Czeczeńcy, czy neonaziści sprawcami ataku na "Newskij Ekspress"?
Dr Krzysztof Liedel, ekspert ds. terroryzmu z Collegium Civitas w Warszawie, uważa, że zamachu na pociąg w Rosji mogła dokonać zarówno neonazistowska organizacja Combat 18, jak i ekstremiści czeczeńscy. Z kolei dyrektor Studium Europy Wschodniej Jan Malicki wyraża swoje zaniepokojenie tym, że kiedy w Rosji dochodzi do ataku terrorystycznego, to błyskawicznie pojawiają się sygnały ze strony władz rosyjskich, iż stoją za tym ekstremiści czeczeńscy.
W piątkowym ataku terrorystycznym na pociąg pasażerski "Newskij Ekspress" relacji Moskwa-Petersburg zginęło co najmniej 25 osób, 96 zostało rannych, a los 26 osób jest nieznany. W pociągu było 661 pasażerów i 21 osób obsługi.
Odpowiedzialność za zamach wzięła na siebie neonazistowska organizacja Autonomiczna Grupa Bojowa Combat 18. Jednak media w Rosji utrzymują, że atak mógł zorganizować były rosyjski wojskowy.
Echo Moskwy podało, że chodzi o Pawła Kosołapowa, który przyjął islam i przeszedł na stronę kaukaskich ekstremistów. Jest on już ścigany w związku z pierwszym zamachem na "Newskij Ekspress" w 2007 roku.
Kosołapow uważany jest za bliskiego współpracownika zabitego w 2006 roku przez siły federalne radykalnego czeczeńskiego dowódcy polowego Szamila Basajewa. Przypisuje mu się wiele aktów terroru na terytorium Federacji Rosyjskiej.
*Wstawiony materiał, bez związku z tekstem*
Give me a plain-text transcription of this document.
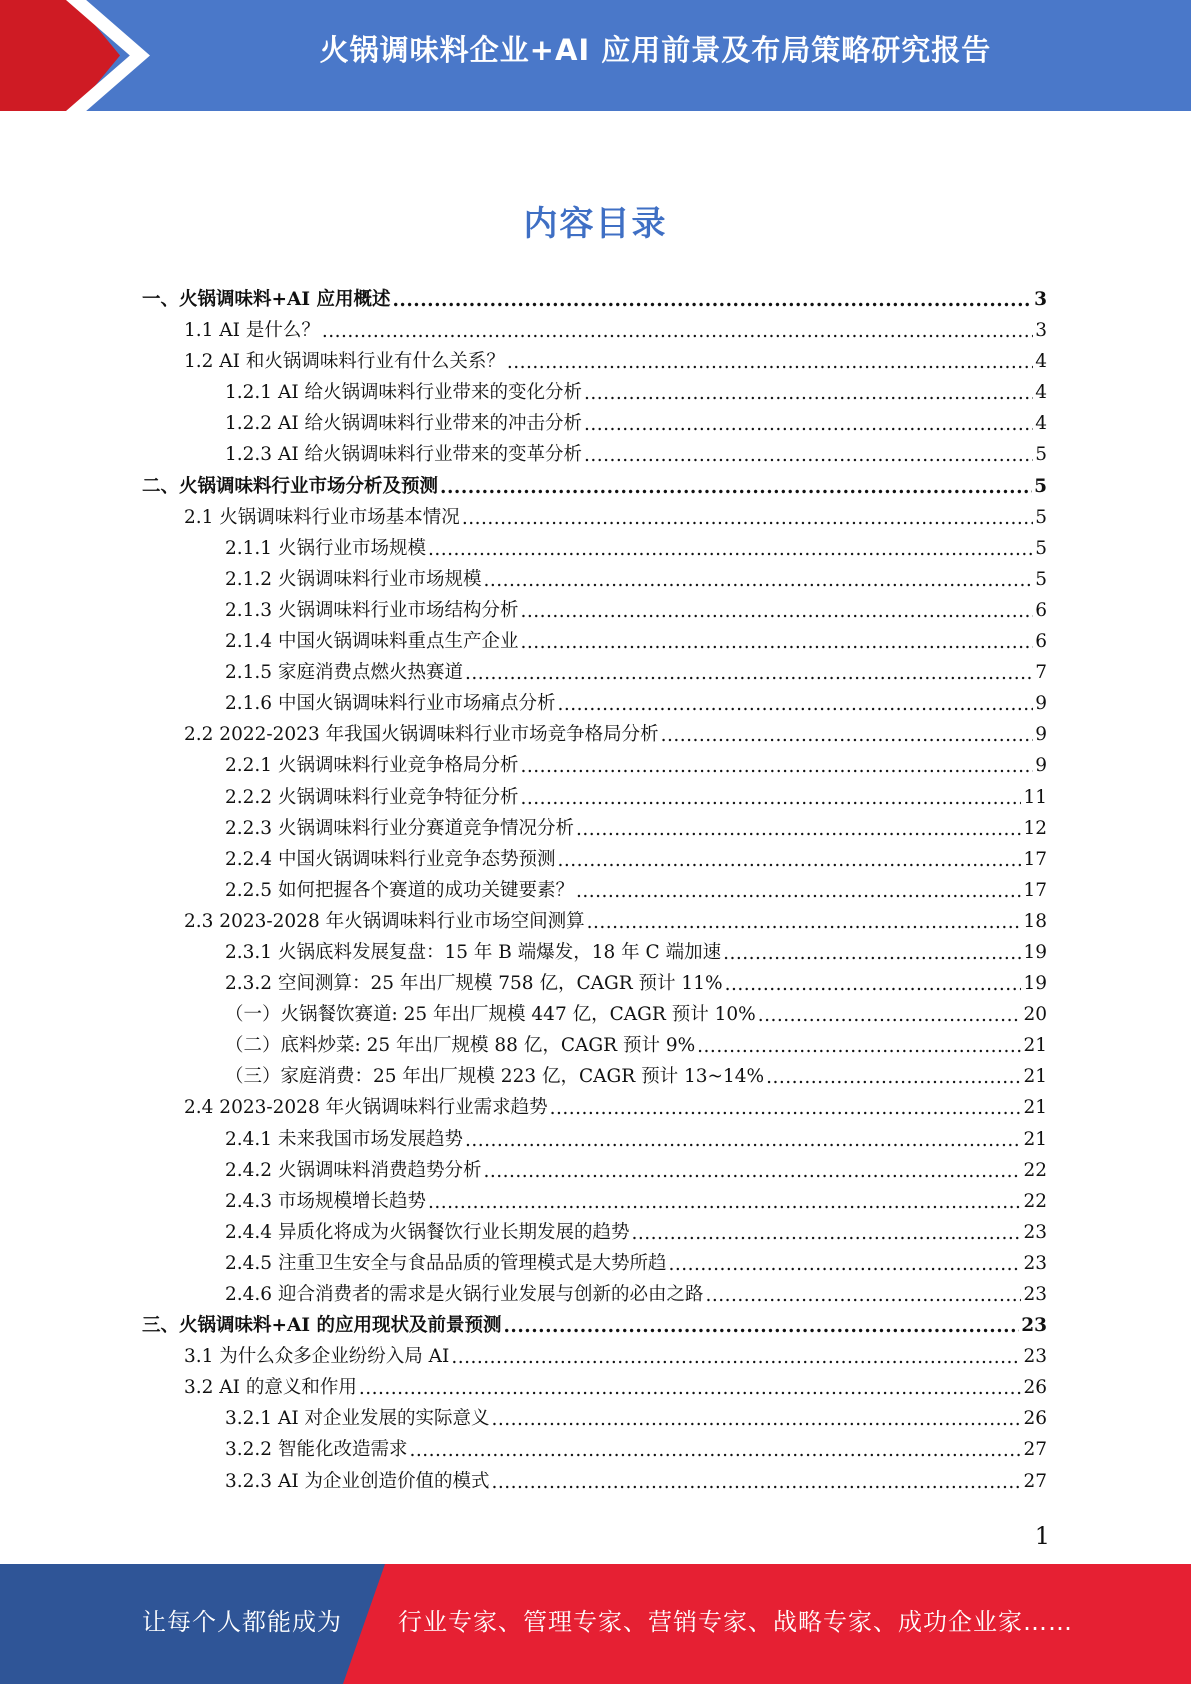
火锅调味料企业+AI 应用前景及布局策略研究报告
内容目录
一、火锅调味料+AI 应用概述 .....	3
1.1 AI 是什么？ .....	3
1.2 AI 和火锅调味料行业有什么关系？ .....	4
1.2.1 AI 给火锅调味料行业带来的变化分析 .....	4
1.2.2 AI 给火锅调味料行业带来的冲击分析 .....	4
1.2.3 AI 给火锅调味料行业带来的变革分析 .....	5
二、火锅调味料行业市场分析及预测 .....	5
2.1 火锅调味料行业市场基本情况 .....	5
2.1.1 火锅行业市场规模 .....	5
2.1.2 火锅调味料行业市场规模 .....	5
2.1.3 火锅调味料行业市场结构分析 .....	6
2.1.4 中国火锅调味料重点生产企业 .....	6
2.1.5 家庭消费点燃火热赛道 .....	7
2.1.6 中国火锅调味料行业市场痛点分析 .....	9
2.2 2022-2023 年我国火锅调味料行业市场竞争格局分析 .....	9
2.2.1 火锅调味料行业竞争格局分析 .....	9
2.2.2 火锅调味料行业竞争特征分析 .....	11
2.2.3 火锅调味料行业分赛道竞争情况分析 .....	12
2.2.4 中国火锅调味料行业竞争态势预测 .....	17
2.2.5 如何把握各个赛道的成功关键要素？ .....	17
2.3 2023-2028 年火锅调味料行业市场空间测算 .....	18
2.3.1 火锅底料发展复盘：15 年 B 端爆发，18 年 C 端加速 .....	19
2.3.2 空间测算：25 年出厂规模 758 亿，CAGR 预计 11% .....	19
（一）火锅餐饮赛道: 25 年出厂规模 447 亿，CAGR 预计 10% .....	20
（二）底料炒菜: 25 年出厂规模 88 亿，CAGR 预计 9% .....	21
（三）家庭消费：25 年出厂规模 223 亿，CAGR 预计 13~14% .....	21
2.4 2023-2028 年火锅调味料行业需求趋势 .....	21
2.4.1 未来我国市场发展趋势 .....	21
2.4.2 火锅调味料消费趋势分析 .....	22
2.4.3 市场规模增长趋势 .....	22
2.4.4 异质化将成为火锅餐饮行业长期发展的趋势 .....	23
2.4.5 注重卫生安全与食品品质的管理模式是大势所趋 .....	23
2.4.6 迎合消费者的需求是火锅行业发展与创新的必由之路 .....	23
三、火锅调味料+AI 的应用现状及前景预测 .....	23
3.1 为什么众多企业纷纷入局 AI .....	23
3.2 AI 的意义和作用 .....	26
3.2.1 AI 对企业发展的实际意义 .....	26
3.2.2 智能化改造需求 .....	27
3.2.3 AI 为企业创造价值的模式 .....	27
1
让每个人都能成为 行业专家、管理专家、营销专家、战略专家、成功企业家……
- Niestety w Rosji, pierwsze oskarżenia - po zamachach terrorystycznych - padają w zasadzie zawsze w stronę Czeczenów i różnego rodzaju organizacji z terenu Kaukazu. To wynika z tego, że rosyjska służba federalna ma największy problem właśnie z terroryzmem z tamtego rejonu geograficznego. Bardzo często potem te zamachy, czy zabójstwa są weryfikowane i okazuje się, że jednak ktoś inny za nimi stoi" - powiedział PAP w niedzielę Liedel.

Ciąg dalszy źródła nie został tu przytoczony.